Senior engineers of the Ceylon Electricity Board (CEB) told ‘The Island’ that a unit of electricity produced at Sampur would cost Rs18 as against Rs13 from first coal powered plant at Norochcholai.
“Even Rs13 at Lak Vijaya in Norochcholai is high but if we could stick to that amount it would be better for the country in rupee terms,” a senior official said.
He said that since plans were already underway to set up the second and third plants in Norochcholai, the country did not need to rush for a plant of this nature, in other words, the country would have an additional 600 MW, within the course of next year.
Sources told ‘The Island’ that electrical and mechanical engineers who had expressed their concern on the cost factor, had been asked to resign if they were not happy with the deal.

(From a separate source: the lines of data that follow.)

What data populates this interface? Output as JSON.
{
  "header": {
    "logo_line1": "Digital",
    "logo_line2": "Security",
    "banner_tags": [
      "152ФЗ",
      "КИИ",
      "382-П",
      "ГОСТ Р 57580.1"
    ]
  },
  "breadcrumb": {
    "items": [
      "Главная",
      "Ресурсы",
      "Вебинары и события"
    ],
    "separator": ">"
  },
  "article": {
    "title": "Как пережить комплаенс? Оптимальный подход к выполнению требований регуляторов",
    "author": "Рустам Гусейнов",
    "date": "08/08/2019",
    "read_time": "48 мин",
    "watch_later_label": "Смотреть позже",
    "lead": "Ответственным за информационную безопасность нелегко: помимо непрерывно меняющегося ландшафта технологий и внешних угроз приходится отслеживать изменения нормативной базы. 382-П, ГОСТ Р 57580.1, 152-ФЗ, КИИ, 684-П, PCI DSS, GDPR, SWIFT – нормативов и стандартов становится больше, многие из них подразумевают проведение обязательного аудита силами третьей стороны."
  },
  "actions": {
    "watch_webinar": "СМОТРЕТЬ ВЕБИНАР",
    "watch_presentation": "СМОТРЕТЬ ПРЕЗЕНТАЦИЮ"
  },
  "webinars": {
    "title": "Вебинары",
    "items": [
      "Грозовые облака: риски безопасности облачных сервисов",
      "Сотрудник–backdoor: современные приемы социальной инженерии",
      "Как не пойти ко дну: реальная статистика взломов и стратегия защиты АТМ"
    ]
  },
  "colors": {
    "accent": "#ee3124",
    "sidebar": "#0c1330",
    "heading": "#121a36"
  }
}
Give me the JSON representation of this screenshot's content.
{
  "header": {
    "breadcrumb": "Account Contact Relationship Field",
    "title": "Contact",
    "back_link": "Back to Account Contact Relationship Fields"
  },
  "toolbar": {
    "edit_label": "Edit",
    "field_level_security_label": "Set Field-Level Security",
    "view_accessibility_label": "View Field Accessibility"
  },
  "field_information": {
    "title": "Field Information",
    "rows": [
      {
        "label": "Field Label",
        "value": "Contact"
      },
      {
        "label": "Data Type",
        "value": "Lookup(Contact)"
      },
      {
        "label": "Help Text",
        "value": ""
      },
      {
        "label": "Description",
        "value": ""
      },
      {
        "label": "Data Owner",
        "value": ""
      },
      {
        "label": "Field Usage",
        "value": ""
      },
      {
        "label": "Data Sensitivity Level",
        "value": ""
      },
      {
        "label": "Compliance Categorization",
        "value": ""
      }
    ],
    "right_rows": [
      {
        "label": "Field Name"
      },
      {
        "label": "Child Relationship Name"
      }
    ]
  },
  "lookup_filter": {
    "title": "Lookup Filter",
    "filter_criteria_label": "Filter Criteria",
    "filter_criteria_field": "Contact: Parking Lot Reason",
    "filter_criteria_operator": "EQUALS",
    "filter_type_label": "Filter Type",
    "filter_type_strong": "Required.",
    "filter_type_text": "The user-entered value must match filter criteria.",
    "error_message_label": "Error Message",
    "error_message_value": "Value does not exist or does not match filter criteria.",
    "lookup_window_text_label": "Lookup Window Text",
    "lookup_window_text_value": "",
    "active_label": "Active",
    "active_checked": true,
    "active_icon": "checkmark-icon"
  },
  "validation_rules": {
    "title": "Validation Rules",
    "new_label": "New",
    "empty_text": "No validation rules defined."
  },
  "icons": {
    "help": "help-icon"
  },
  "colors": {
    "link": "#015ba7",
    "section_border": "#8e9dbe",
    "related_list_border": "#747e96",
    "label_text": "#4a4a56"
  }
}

The bilateral relations of both India and Sri Lanka had been highlighted, by Power and Energy Minister Pavithradevi Wanniarachchi and Ministry Secretary MMC Ferdinando, during a discussion at Temple Trees with President Mahinda Rajapakse, and the need to push the project faster without further delay.
National Thermal Power Corporation Limited (NTPC), the largest power generation utility in India and the CEB, signed the joint venture and shareholder agreement on September 5, 2011, to set up a US$ 500 million 500 MW (2X250 MW) coal power station in Sampur.
The 50-50 joint venture power plant which is expected to be commissioned in 2016 began its construction at Sampur in late 2012.
The Memorandum of Understanding (MoU) was signed in the presence of former Power and Energy Minister Patali Champika Ranawaka, High Commissioner of India Ashok K. Kantha, Indian Power Ministry Secretary P. Uma Shankar and Power and Energy Ministry Secretary MMC Ferdinando in 2011.
NTPC – the largest power producer and ranked third in Asia – had signed an agreement overseas and Sampur plant is said to be one of the most environment friendly projects, repeatedly assuring, that maximum expertise – technological transfers – would be imparted through the latest venture to Sri Lanka.
To fulfill its commitments under the implementation agreement, concessionary line of credit of $ 200 million had been offered by the Indian government to Sri Lanka, including the construction of a jetty at Sampur and transmission lines from Sampur to Habarana.
In the 2010 Forbes Global 2000 ranking, NTPC had come 341st of the world’s largest companies and its total installed capacity is 34,854 MW, with 15 coal-based and seven gas-based power stations and six joint venture power projects located across India.
NTPC had a total income of nearly Indian Rs570bn or nearly $ 12.5bn and after tax profit of Indian Rs90bn or $2bn.